US Imperialism on the Edge of a Precipice
The Communist

June 11, 2025

Editorial for issue 14 of The Communist. Subscribe now or buy a copy from MarxistBooks.com!

American imperialism is living on borrowed time. In the final analysis, its military-industrial power is predicated on its economic foundations—and those foundations are fundamentally unsound.

The US national debt currently stands at nearly $37 trillion—with another $1 trillion added every three months. To keep taxes on billionaires low and military spending high, the government must continually borrow new money to pay off old debts and interest. Last year, it borrowed an eye-watering $1.8 trillion to cover the difference between revenues and expenses. Interest payments alone amounted to $1 trillion—money that could have been used instead to fund education, healthcare, improve infrastructure, and more.

However, all Ponzi schemes eventually suffer the same fate. When there aren’t enough fresh investors to pay those who got in early, the house of cards collapses—often from one day to the next.

In 2011, Standard & Poor’s downgraded the country’s sovereign credit rating from AAA to AA+, the first such downgrade in history. In 2023, Fitch Ratings did the same. Now, Moody’s has followed suit. Why does this matter? It matters for the same reason your personal credit report matters. If people start doubting your ability to repay your loans, they’ll charge higher interest to compensate for the increased risk. Or they may stop lending you money altogether. That this is happening to the world’s biggest economy has far-reaching ramifications.

Much of the debt is in US Treasury bonds—30% owned by foreign countries. But many lenders are wary of entrusting the feds with their extra cash. Instead, they’re buying precious metals and crypto. Due to waning demand, interest rates for US government securities have risen unsustainably—the opposite of what Trump intended when he launched his ill-conceived trade war. On top of this, his “big, beautiful bill” is projected to add another $4 trillion to the deficit—bringing the debt-to-GDP ratio higher than ever since 1790.

So, where will the money for future spending and debt servicing come from? There are only a few alternatives: print or borrow even more money, raise taxes or cut spending. Inflation has already been spiked by “fiscal stimulus” and “quantitative easing,” so more of that’s not in the short-term cards. Since raising taxes is a political no-go, the country’s few remaining social programs are on the chopping block. And because there’s so little left to trim from them, they will have to borrow even more anyway, further exacerbating their problems.

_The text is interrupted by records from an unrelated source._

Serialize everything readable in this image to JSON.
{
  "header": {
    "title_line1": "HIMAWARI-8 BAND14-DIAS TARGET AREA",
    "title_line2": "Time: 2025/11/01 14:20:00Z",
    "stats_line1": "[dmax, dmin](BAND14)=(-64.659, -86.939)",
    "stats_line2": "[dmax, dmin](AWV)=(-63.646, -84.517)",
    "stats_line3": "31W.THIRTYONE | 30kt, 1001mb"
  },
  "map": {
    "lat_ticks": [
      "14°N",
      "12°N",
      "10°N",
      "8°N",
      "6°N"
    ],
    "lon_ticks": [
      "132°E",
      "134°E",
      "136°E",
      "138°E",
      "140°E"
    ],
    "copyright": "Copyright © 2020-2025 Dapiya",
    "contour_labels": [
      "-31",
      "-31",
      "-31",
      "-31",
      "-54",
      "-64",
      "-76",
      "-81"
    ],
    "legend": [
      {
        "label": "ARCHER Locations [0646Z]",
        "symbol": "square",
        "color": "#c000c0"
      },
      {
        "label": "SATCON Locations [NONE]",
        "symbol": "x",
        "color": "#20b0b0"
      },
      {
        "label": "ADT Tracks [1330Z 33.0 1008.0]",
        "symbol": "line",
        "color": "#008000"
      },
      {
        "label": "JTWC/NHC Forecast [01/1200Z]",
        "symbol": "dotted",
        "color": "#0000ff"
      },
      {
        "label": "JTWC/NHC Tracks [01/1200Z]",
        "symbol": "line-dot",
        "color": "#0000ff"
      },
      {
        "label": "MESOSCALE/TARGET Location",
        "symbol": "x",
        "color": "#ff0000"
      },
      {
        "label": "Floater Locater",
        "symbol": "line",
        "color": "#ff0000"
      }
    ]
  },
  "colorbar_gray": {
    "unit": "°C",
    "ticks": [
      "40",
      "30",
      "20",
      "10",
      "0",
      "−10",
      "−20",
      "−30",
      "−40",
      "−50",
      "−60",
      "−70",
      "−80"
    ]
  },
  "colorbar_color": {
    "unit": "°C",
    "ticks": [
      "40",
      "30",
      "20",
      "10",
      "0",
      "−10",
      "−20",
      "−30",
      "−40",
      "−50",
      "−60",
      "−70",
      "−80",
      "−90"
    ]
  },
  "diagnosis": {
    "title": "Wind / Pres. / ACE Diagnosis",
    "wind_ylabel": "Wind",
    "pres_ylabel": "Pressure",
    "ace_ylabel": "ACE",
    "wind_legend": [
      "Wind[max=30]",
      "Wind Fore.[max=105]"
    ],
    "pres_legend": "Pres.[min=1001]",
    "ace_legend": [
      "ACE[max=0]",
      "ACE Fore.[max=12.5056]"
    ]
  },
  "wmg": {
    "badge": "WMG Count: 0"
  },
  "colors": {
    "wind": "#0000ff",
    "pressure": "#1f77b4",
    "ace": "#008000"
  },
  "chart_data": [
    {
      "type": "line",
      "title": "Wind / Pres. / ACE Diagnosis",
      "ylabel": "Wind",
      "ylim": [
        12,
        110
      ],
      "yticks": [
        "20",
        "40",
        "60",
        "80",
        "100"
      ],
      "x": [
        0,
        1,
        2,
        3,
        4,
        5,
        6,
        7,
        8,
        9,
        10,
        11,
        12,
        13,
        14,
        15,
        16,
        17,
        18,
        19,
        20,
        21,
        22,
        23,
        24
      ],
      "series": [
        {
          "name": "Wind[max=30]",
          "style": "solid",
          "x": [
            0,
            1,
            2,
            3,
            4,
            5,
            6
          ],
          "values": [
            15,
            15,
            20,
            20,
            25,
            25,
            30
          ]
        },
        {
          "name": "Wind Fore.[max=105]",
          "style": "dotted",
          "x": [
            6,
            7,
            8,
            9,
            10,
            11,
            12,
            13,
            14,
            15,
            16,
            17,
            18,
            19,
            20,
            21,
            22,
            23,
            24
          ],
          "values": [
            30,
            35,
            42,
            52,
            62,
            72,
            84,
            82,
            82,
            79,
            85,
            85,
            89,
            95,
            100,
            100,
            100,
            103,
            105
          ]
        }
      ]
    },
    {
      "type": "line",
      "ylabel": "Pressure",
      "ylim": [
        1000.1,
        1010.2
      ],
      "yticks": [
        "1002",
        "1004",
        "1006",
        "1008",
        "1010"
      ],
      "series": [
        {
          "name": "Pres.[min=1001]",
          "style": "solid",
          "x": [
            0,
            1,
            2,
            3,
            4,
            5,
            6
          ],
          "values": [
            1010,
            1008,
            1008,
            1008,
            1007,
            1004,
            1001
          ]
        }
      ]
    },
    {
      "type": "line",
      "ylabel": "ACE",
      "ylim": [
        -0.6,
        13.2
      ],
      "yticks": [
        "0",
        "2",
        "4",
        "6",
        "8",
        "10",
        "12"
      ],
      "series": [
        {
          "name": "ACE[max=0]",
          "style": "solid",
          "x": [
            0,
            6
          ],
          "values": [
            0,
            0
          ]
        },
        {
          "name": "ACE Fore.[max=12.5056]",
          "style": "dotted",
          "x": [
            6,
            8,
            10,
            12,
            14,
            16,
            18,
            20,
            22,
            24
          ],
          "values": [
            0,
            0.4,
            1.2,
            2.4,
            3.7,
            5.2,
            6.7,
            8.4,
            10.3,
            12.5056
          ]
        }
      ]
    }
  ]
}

Good populist that he is, Trump swore he wouldn’t touch Medicaid and even floated mild taxes on the ultra-rich. However, over a decade, his proposed budget would cut $1 trillion from Medicaid and food stamps. Given the lack of quality jobs and universal healthcare, more than 71 million are people enrolled in Medicaid, and roughly 42 million Americans receive food stamps—including millions of Trump voters. As everyone knows, talk is cheap, and the truth is concrete. So is the rising anger.

Good populist that he is, Trump swore he wouldn’t touch Medicaid and even floated mild taxes on the ultra-rich. However, over a decade, his proposed budget would cut $1 trillion from Medicaid and food stamps. / Image: The White House, Flickr

After promising to slash the bloat and corruption, the “defense” budget is set to top $1 trillion for the first time in history. And just who is being entrusted with this largesse? As reported by Real Clear Investigations: “Leaders of the world’s most expensive military have refused to conduct or failed to complete every internal financial audit since Congress first demanded such accountability in the 1990s. The Department of Defense owns over 70% of the nation’s assets and can’t account for half of them.”

This is the cynical double standard when it comes to government spending. Workers and the poor are expected to tighten their belts while the fat cats add notches to theirs.

In 1971, based on median income, 61% of Americans were considered “middle class.” By 2024, it was just 40%. The wealthiest 1% of Americans now own nearly as much wealth as the bottom 90%—five times more than they held five decades ago.

In just the last year, the 10 richest Americans got $365 billion richer—an average of $100 million for each of them every day. Since the average American worker makes around $50,000, it would take a median-wage earner 7,300,000 years to make an equivalent amount. Now, these billionaires are about to get a tax break.

Faced with deep-seated uncertainty, consumer sentiment has plunged, falling 11% in May to the second-lowest reading on records going back to 1952. According to pollsters, the “decline was . . . pervasive and unanimous across age, income, education, geographic region and political affiliation.”

And it’s only the beginning. The capitalists’ war on American workers’ wages, conditions, and standard of living is only set to intensify. A tsunami of layoffs, home foreclosures, and defaults on car payments, credit cards, and student loans are in the making.

Seventeen years since the 2008 tipping point, American workers still haven’t recovered. Under capitalism, they never will. This is the reality dawning on millions as Trump’s promises evaporate along with his approval ratings. They’ve waited long enough for things to turn around. They’re not going to sit idly by forever as things get ever worse. Eventually, as they did in the summer of 2020, they will begin to seize their destiny in their hands.